Media contacts:
Alicia Sands Lurry, 404-616-6389, alurry@emory.edu
October12, 2001


 



Chest Pain Center at Grady Memorial Hospital Helps Save Time and Lives When Diagnosing Heart Attacks



Getting medical attention for someone who is having a heart attack is a matter of life or death. And getting them to the hospital in time for proper treatment is often the deciding factor.



That is where the Chest Pain Center at Grady Memorial Hospital can help. The center, open since November 1997, is the only of its kind in metro Atlanta, and is specifically designed to evaluate patients with chest pain and possible heart attacks (also called acute coronary syndromes) and to decrease the number of patient visits to the hospital. Staffed by Emory physicians, the center evaluates cardiac function with a series of tests and procedures to accurately diagnose whether a person has had - or is having - a heart attack, which is often characterized by a constant pressure or crushing of the chest, nausea, sweating and vomiting. A person is at risk for a heart attack if he or she has diabetes, high blood pressure or has had a prior heart attack.
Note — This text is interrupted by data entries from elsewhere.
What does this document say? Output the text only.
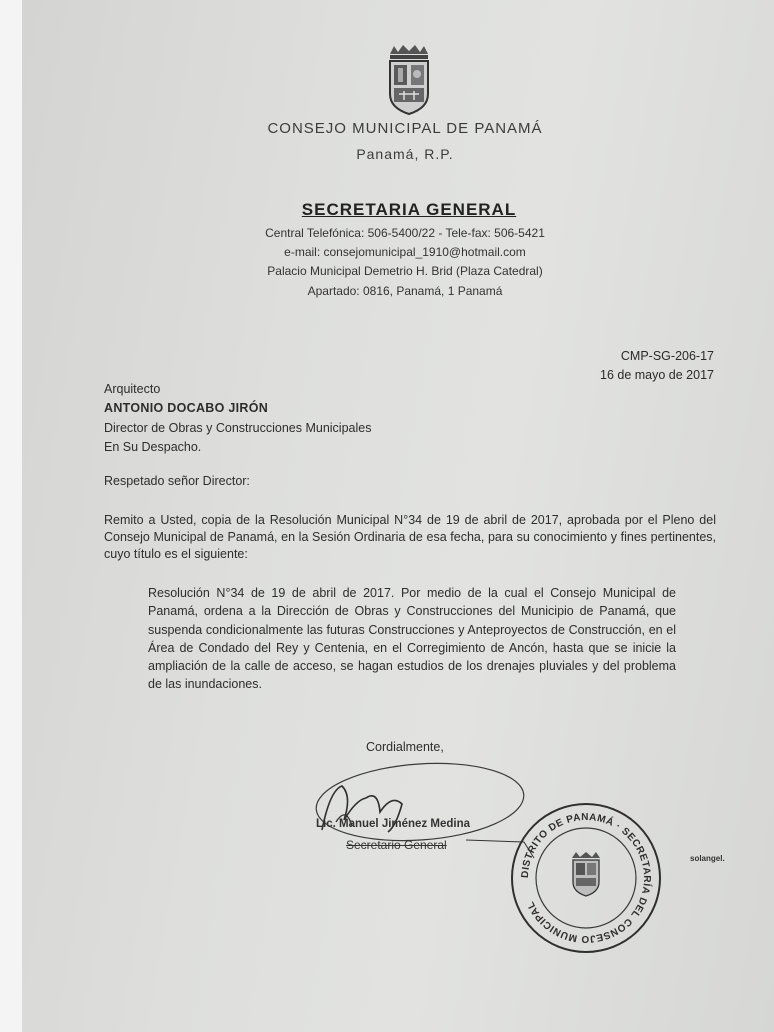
CONSEJO MUNICIPAL DE PANAMÁ
Panamá, R.P.
SECRETARIA GENERAL
Central Telefónica: 506-5400/22 - Tele-fax: 506-5421
e-mail: consejomunicipal_1910@hotmail.com
Palacio Municipal Demetrio H. Brid (Plaza Catedral)
Apartado: 0816, Panamá, 1 Panamá
CMP-SG-206-17
16 de mayo de 2017
Arquitecto
ANTONIO DOCABO JIRÓN
Director de Obras y Construcciones Municipales
En Su Despacho.
Respetado señor Director:
Remito a Usted, copia de la Resolución Municipal N°34 de 19 de abril de 2017, aprobada por el Pleno del Consejo Municipal de Panamá, en la Sesión Ordinaria de esa fecha, para su conocimiento y fines pertinentes, cuyo título es el siguiente:
Resolución N°34 de 19 de abril de 2017. Por medio de la cual el Consejo Municipal de Panamá, ordena a la Dirección de Obras y Construcciones del Municipio de Panamá, que suspenda condicionalmente las futuras Construcciones y Anteproyectos de Construcción, en el Área de Condado del Rey y Centenia, en el Corregimiento de Ancón, hasta que se inicie la ampliación de la calle de acceso, se hagan estudios de los drenajes pluviales y del problema de las inundaciones.
Cordialmente,
Lic. Manuel Jiménez Medina
Secretario General
DISTRITO DE PANAMÁ · SECRETARÍA DEL CONSEJO MUNICIPAL
solangel.
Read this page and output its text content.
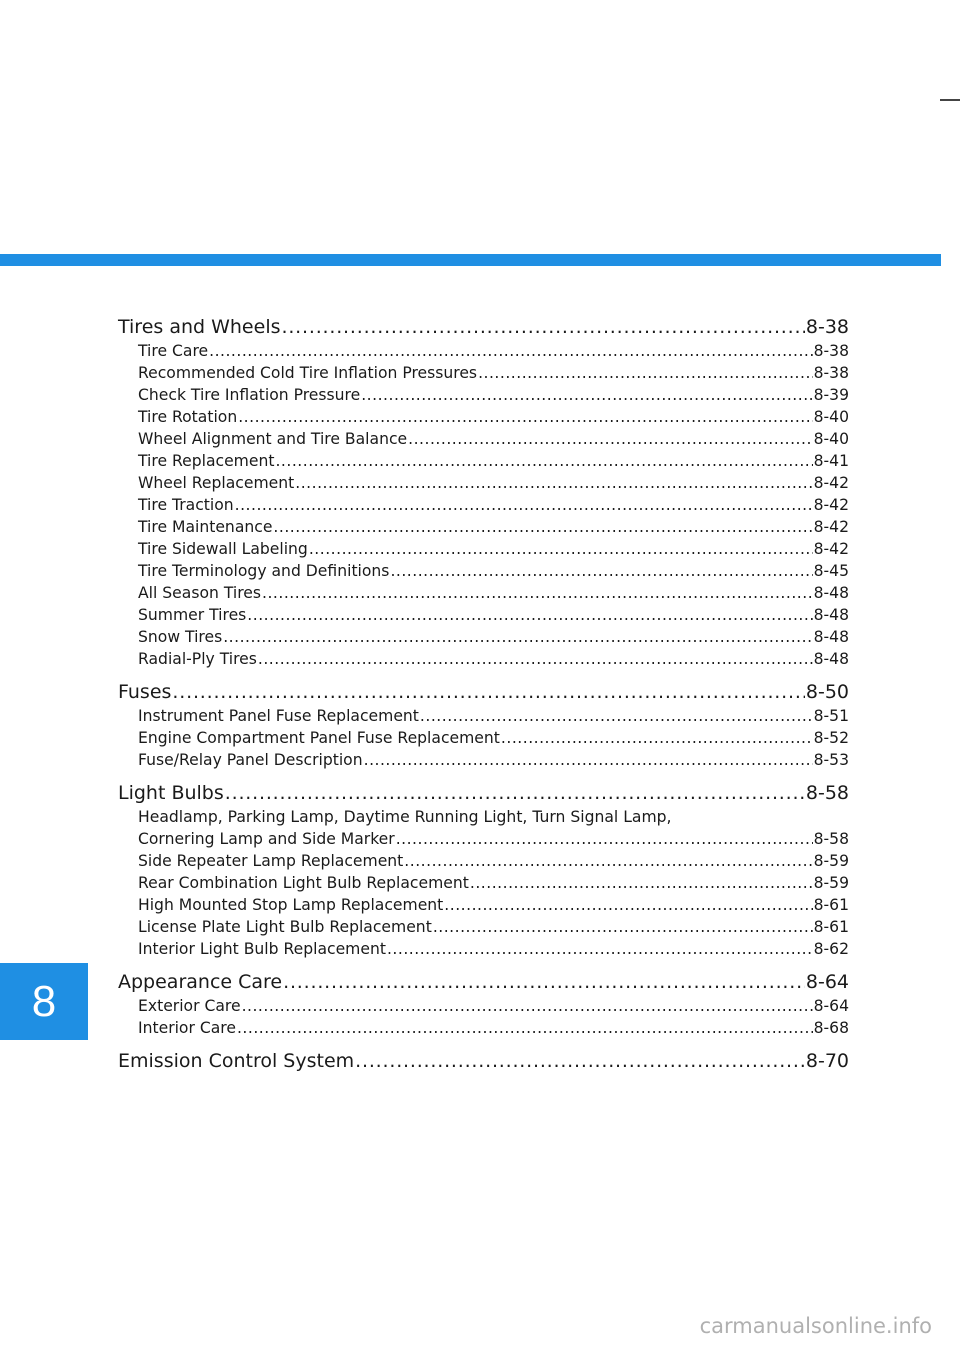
Tires and Wheels .....	8-38
Tire Care .....	8-38
Recommended Cold Tire Inflation Pressures .....	8-38
Check Tire Inflation Pressure .....	8-39
Tire Rotation .....	8-40
Wheel Alignment and Tire Balance .....	8-40
Tire Replacement .....	8-41
Wheel Replacement .....	8-42
Tire Traction .....	8-42
Tire Maintenance .....	8-42
Tire Sidewall Labeling .....	8-42
Tire Terminology and Definitions .....	8-45
All Season Tires .....	8-48
Summer Tires .....	8-48
Snow Tires .....	8-48
Radial-Ply Tires .....	8-48
Fuses .....	8-50
Instrument Panel Fuse Replacement .....	8-51
Engine Compartment Panel Fuse Replacement .....	8-52
Fuse/Relay Panel Description .....	8-53
Light Bulbs .....	8-58
Headlamp, Parking Lamp, Daytime Running Light, Turn Signal Lamp,
Cornering Lamp and Side Marker .....	8-58
Side Repeater Lamp Replacement .....	8-59
Rear Combination Light Bulb Replacement .....	8-59
High Mounted Stop Lamp Replacement .....	8-61
License Plate Light Bulb Replacement .....	8-61
Interior Light Bulb Replacement .....	8-62
Appearance Care .....	8-64
Exterior Care .....	8-64
Interior Care .....	8-68
Emission Control System .....	8-70
8
carmanualsonline.info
However, a person may have a heart attack without having any of these known risk factors.

"Our center allows physicians to do a thorough evaluation of people who are at low to moderate risk of having a heart attack, and allows for effective cost savings," said Vernada Karriem-Norwood, M.D., director of the Chest Pain Center, attending physician in Grady's Emergency Department, and assistant professor with the Emory School of Medicine.

Once a patient is admitted into the Chest Pain Center at Grady, the entire process generally takes less than 24 hours. Electrocardiograms are done every three hours over a nine-hour period to include blood work and cardiac enzymes. Rounding out the process is a battery of risk-stratifying tests that includes a myocardial infarction study (also known as Sestimibi, or nuclear medicine test), involving the injection of radioisotope that will show if blood flow in the heart is normal. If the test is abnormal, the patient is then admitted to the hospital for further evaluation and testing. The Chest Pain Center comprises six beds and full monitoring capabilities.